BMC Medical Ethics 21 (1):1-3 (2020)

Abstract

BackgroundAs the COVID-19 pandemic develops, healthcare professionals are looking for support with, and guidance to inform, the difficult decisions they face. In the absence of an authoritative national steer in England, professional bodies and local organisations have been developing and disseminating their own ethical guidance. Questions inevitably arise, some of which are particularly pressing during the pandemic, as events are unfolding quickly and the field is becoming crowded.
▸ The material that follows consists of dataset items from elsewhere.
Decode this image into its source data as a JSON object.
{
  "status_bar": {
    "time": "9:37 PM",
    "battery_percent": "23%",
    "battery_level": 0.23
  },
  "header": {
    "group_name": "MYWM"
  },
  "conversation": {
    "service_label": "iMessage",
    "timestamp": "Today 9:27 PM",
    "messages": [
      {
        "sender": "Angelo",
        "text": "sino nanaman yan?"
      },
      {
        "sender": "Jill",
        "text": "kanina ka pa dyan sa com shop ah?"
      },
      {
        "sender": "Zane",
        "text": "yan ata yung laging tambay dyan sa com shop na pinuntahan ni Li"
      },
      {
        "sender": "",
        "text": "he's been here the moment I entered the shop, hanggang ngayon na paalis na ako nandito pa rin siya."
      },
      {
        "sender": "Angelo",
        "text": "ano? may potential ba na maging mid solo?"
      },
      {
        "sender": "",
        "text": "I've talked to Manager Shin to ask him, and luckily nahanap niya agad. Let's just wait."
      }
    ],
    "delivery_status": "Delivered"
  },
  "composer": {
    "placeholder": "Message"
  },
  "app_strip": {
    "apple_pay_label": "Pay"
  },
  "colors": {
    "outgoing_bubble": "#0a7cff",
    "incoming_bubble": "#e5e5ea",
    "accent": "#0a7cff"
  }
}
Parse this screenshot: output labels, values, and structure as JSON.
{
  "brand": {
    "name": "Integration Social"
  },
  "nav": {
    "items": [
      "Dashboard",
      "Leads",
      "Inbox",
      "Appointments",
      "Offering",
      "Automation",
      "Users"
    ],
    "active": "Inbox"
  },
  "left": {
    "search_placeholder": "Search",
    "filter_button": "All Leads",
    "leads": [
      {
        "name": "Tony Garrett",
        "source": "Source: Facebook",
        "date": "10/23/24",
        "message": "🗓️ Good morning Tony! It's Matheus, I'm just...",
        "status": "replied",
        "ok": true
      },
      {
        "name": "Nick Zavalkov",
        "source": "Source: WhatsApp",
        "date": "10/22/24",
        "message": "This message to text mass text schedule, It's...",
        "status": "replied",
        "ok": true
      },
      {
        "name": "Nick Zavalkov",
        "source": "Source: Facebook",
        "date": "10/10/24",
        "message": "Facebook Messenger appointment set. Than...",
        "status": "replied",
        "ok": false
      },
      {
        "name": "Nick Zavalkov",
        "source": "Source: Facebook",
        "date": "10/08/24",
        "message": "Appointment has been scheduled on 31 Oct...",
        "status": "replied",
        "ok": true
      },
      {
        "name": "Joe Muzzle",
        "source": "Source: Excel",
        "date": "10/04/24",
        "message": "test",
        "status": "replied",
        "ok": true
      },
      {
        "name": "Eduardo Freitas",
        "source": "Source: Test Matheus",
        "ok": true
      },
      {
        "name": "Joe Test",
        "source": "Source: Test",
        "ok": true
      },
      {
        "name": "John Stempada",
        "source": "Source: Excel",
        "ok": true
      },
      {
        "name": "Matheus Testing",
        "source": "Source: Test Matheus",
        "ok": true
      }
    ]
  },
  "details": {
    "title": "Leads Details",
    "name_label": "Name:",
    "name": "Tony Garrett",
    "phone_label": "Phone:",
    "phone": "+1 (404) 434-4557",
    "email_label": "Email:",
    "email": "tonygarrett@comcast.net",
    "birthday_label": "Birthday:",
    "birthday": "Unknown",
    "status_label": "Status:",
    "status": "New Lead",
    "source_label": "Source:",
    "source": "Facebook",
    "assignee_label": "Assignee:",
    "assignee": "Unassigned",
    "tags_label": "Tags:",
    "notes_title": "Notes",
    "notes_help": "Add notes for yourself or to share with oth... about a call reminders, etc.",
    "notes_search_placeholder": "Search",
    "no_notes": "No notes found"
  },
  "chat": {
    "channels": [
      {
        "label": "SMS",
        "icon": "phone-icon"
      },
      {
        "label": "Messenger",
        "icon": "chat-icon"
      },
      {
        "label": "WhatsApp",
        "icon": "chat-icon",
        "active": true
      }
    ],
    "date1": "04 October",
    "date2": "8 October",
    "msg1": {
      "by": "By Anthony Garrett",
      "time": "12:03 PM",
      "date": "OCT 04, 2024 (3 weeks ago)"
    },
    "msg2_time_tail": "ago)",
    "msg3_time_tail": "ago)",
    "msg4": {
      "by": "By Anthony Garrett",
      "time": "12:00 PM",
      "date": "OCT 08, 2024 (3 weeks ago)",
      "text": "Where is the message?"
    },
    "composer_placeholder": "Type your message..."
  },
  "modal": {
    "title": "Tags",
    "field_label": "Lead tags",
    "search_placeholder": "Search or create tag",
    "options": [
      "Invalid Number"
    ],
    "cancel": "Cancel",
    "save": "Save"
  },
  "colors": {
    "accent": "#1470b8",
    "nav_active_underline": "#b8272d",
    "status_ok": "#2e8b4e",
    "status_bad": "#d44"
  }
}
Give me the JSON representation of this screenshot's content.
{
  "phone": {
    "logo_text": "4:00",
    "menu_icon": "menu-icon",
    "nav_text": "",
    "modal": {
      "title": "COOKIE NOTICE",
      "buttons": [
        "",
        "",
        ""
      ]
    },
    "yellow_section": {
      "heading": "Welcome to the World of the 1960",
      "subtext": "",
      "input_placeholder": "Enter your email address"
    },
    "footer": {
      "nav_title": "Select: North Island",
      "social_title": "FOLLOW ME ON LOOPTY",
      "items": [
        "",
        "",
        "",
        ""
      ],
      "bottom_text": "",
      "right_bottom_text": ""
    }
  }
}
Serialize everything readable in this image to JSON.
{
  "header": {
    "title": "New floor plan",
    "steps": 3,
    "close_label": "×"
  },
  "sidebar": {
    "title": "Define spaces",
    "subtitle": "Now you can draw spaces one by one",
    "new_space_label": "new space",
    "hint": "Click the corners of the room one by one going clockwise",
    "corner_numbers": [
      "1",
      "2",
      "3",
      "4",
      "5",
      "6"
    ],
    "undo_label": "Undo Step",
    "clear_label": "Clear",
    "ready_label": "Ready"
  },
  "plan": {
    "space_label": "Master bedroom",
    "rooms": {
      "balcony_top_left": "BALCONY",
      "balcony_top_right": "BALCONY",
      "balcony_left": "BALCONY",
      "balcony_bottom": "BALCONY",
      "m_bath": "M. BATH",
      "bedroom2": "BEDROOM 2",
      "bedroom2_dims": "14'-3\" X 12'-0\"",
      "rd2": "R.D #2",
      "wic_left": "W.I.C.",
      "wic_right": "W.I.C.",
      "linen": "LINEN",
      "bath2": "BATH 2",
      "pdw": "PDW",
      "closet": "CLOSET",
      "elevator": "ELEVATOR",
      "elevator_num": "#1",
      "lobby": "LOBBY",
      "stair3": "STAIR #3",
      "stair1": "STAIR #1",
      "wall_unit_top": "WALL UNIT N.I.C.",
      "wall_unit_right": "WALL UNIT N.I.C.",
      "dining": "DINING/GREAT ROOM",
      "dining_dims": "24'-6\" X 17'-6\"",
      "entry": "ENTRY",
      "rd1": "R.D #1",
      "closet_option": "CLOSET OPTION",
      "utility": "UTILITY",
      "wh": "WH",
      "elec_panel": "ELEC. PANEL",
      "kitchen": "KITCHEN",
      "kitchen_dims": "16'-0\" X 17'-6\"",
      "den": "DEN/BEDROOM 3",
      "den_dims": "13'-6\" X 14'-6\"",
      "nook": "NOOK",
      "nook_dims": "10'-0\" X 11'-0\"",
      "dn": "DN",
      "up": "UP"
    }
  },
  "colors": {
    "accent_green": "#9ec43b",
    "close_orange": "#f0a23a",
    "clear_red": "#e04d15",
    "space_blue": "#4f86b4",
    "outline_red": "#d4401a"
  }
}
My central question here is: which professional ethical guidance should the professional follow?Main bodyAdopting a working definition of “professional ethical guidance”, I offer three domains for a healthcare professional to consider, and some associated questions to ask, when determining whether – in relation to any guidance document – they should “bin it or pin it”. First, the professional should consider the source of the guidance: is the issuing body authoritative or, if not, at least sufficiently influential that its guidance should be followed? Second, the professional should consider the applicability of the guidance, ascertaining whether the guidance is available and, if so, whether it is pertinent. Pertinence has various dimensions, including whether the guidance applies to this professional, this patient and/or this setting, whether it is up-to-date, and whether the guidance addresses the situation the professional is facing. Third, the professional should consider the methodology and methods by which the guidance was produced. Although the substantive quality of the guidance is important, so too are the methods by which it was produced. Here, the professional should ask whether the guidance is sufficiently inclusive – in terms of who has prepared it and who contributed to its development – and whether it was rigorously developed, and thus utilised appropriate processes, principles and evidence.ConclusionAsking and answering such questions may be challenging, particularly during a pandemic. Furthermore, guidance will not do all the work: professionals will still need to exercise their judgment in deciding what is best in the individual case, whether or not this concerns COVID-19. But such judgments can and should be informed by guidance, and hopefully these preliminary observations will provide some useful pointers for time-pressed professionals.